ValueError when restoring checkpoint with PPO

How severe does this issue affect your experience of using Ray?

  • High: It blocks me to complete my task.

I have used Ray 2.0.0 to train a simple FCNet of 2 layers (256, 256) and store the result in a checkpoint. Later, I read in the checkpoint using

algo = ppo.PPO(config = config, env = env)

This works great to do inferences, although the network’s performance is so-so. However, if I train a model with 3 layers, e.g. [300, 128, 64], then the training works well, but restoring the checkpoint for inference results in the following error message: ValueError: loaded state dict contains a parameter group that doesn't match the size of optimizer's group.

I feel like there’s a config item that I should be setting for the optimizer, or something, but don’t find any guidance in the Ray docs. I would be grateful to anyone who can provide some guidance.

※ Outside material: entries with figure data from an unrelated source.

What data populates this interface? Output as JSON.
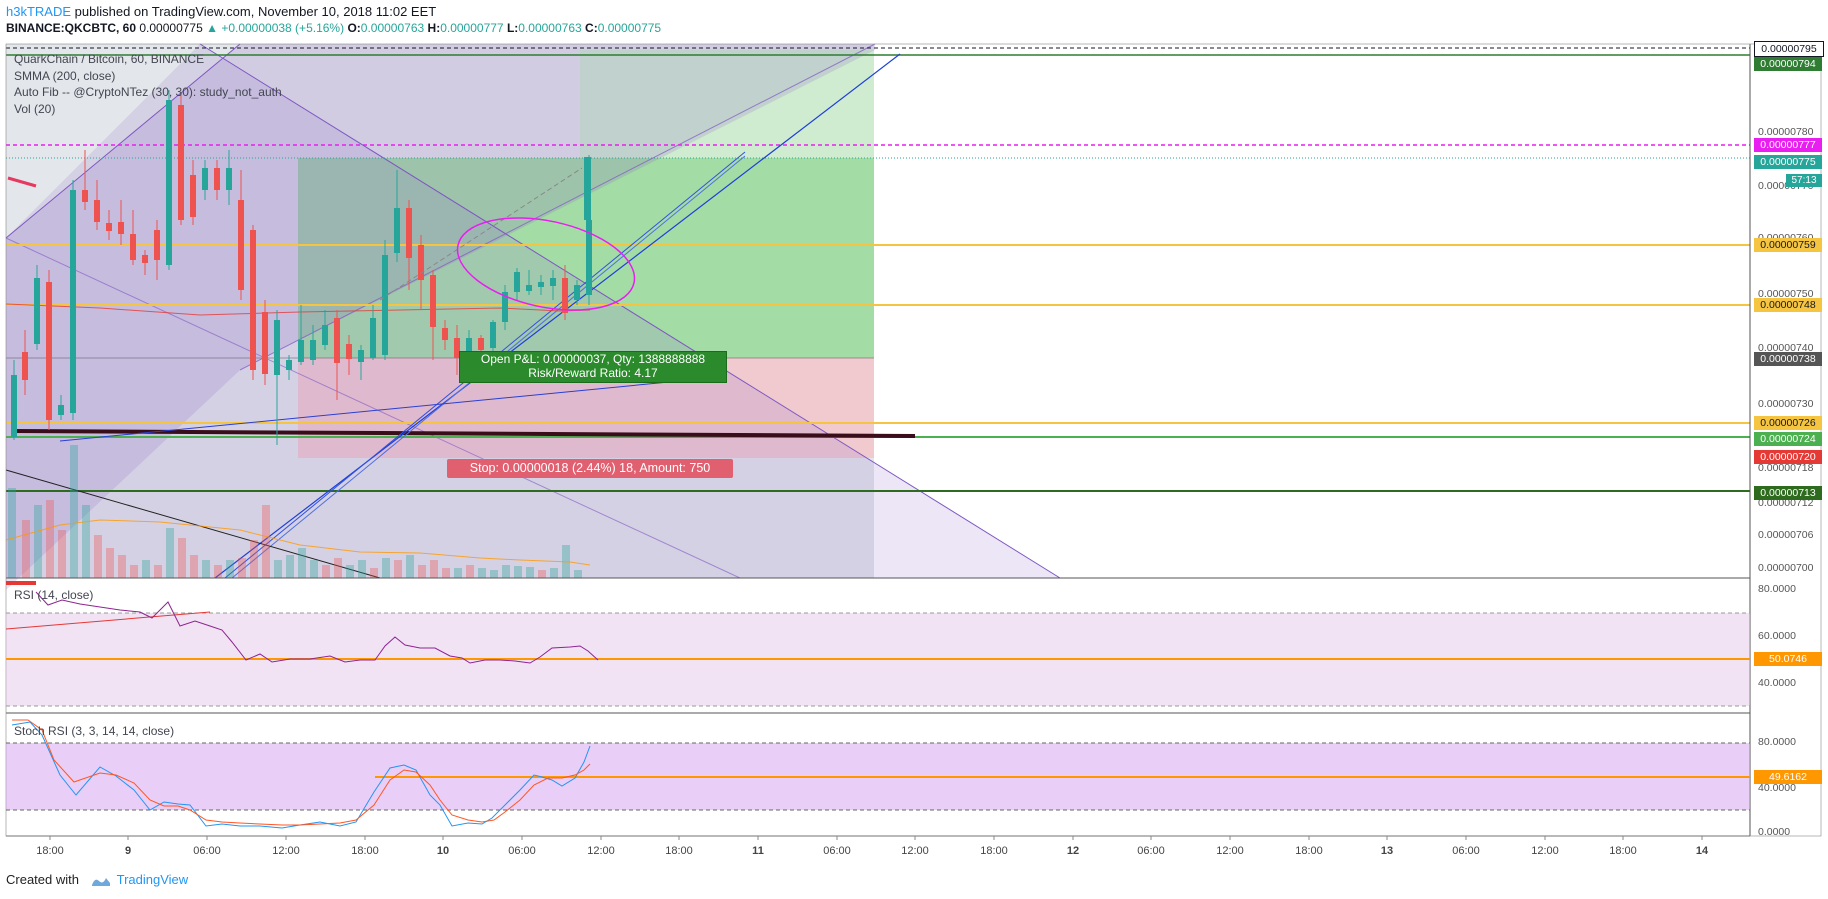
{
  "header": {
    "author": "h3kTRADE",
    "published": " published on TradingView.com, November 10, 2018 11:02 EET",
    "symbol": "BINANCE:QKCBTC, 60",
    "last": "0.00000775",
    "change": "▲ +0.00000038 (+5.16%)",
    "o_label": "O:",
    "o": "0.00000763",
    "h_label": "H:",
    "h": "0.00000777",
    "l_label": "L:",
    "l": "0.00000763",
    "c_label": "C:",
    "c": "0.00000775"
  },
  "legend": {
    "main": "QuarkChain / Bitcoin, 60, BINANCE",
    "smma": "SMMA (200, close)",
    "autofib": "Auto Fib -- @CryptoNTez (30, 30): study_not_auth",
    "vol": "Vol (20)",
    "rsi": "RSI (14, close)",
    "stoch": "Stoch RSI (3, 3, 14, 14, close)"
  },
  "position": {
    "pnl": "Open P&L: 0.00000037, Qty: 1388888888",
    "rr": "Risk/Reward Ratio: 4.17",
    "stop": "Stop: 0.00000018 (2.44%) 18, Amount: 750"
  },
  "price_axis": {
    "ticks": [
      "0.00000780",
      "0.00000770",
      "0.00000760",
      "0.00000750",
      "0.00000740",
      "0.00000730",
      "0.00000718",
      "0.00000712",
      "0.00000706",
      "0.00000700"
    ],
    "tags": [
      {
        "label": "0.00000795",
        "bg": "#ffffff",
        "fg": "#131722"
      },
      {
        "label": "0.00000794",
        "bg": "#2e7d32",
        "fg": "#ffffff"
      },
      {
        "label": "0.00000777",
        "bg": "#e91ef0",
        "fg": "#ffffff"
      },
      {
        "label": "0.00000775",
        "bg": "#26a69a",
        "fg": "#ffffff"
      },
      {
        "label": "0.00000759",
        "bg": "#f5c542",
        "fg": "#131722"
      },
      {
        "label": "0.00000748",
        "bg": "#f5c542",
        "fg": "#131722"
      },
      {
        "label": "0.00000738",
        "bg": "#555555",
        "fg": "#ffffff"
      },
      {
        "label": "0.00000726",
        "bg": "#f5c542",
        "fg": "#131722"
      },
      {
        "label": "0.00000724",
        "bg": "#4caf50",
        "fg": "#ffffff"
      },
      {
        "label": "0.00000720",
        "bg": "#e53935",
        "fg": "#ffffff"
      },
      {
        "label": "0.00000713",
        "bg": "#2e6b1f",
        "fg": "#ffffff"
      }
    ],
    "countdown": "57:13"
  },
  "rsi_axis": {
    "ticks": [
      "80.0000",
      "60.0000",
      "40.0000"
    ],
    "value": "50.0746"
  },
  "stoch_axis": {
    "ticks": [
      "80.0000",
      "40.0000",
      "0.0000"
    ],
    "value": "49.6162"
  },
  "time_axis": [
    "18:00",
    "9",
    "06:00",
    "12:00",
    "18:00",
    "10",
    "06:00",
    "12:00",
    "18:00",
    "11",
    "06:00",
    "12:00",
    "18:00",
    "12",
    "06:00",
    "12:00",
    "18:00",
    "13",
    "06:00",
    "12:00",
    "18:00",
    "14"
  ],
  "footer": {
    "created": "Created with",
    "brand": "TradingView"
  },
  "colors": {
    "bull": "#26a69a",
    "bear": "#ef5350",
    "fib_yellow": "#f5c542",
    "magenta": "#e91ef0",
    "channel": "#7e57c2",
    "target_zone": "#8fd88f",
    "stop_zone": "#f8b7bd"
  }
}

Lightbulb - the checkpoint is correctly storing the 3 layers of network structure, and associated info for the optimizer. What I was missing is in creating the algo I only used the default PPO config parameters, which specifies a 2-layer network. So the restore() method was trying to load a 3-layer checkpoint into a 2-layer structure. Once I specify config["model"]["fcnet_hiddens"] = [300, 128, 64] prior to creating algo, the restore works just fine.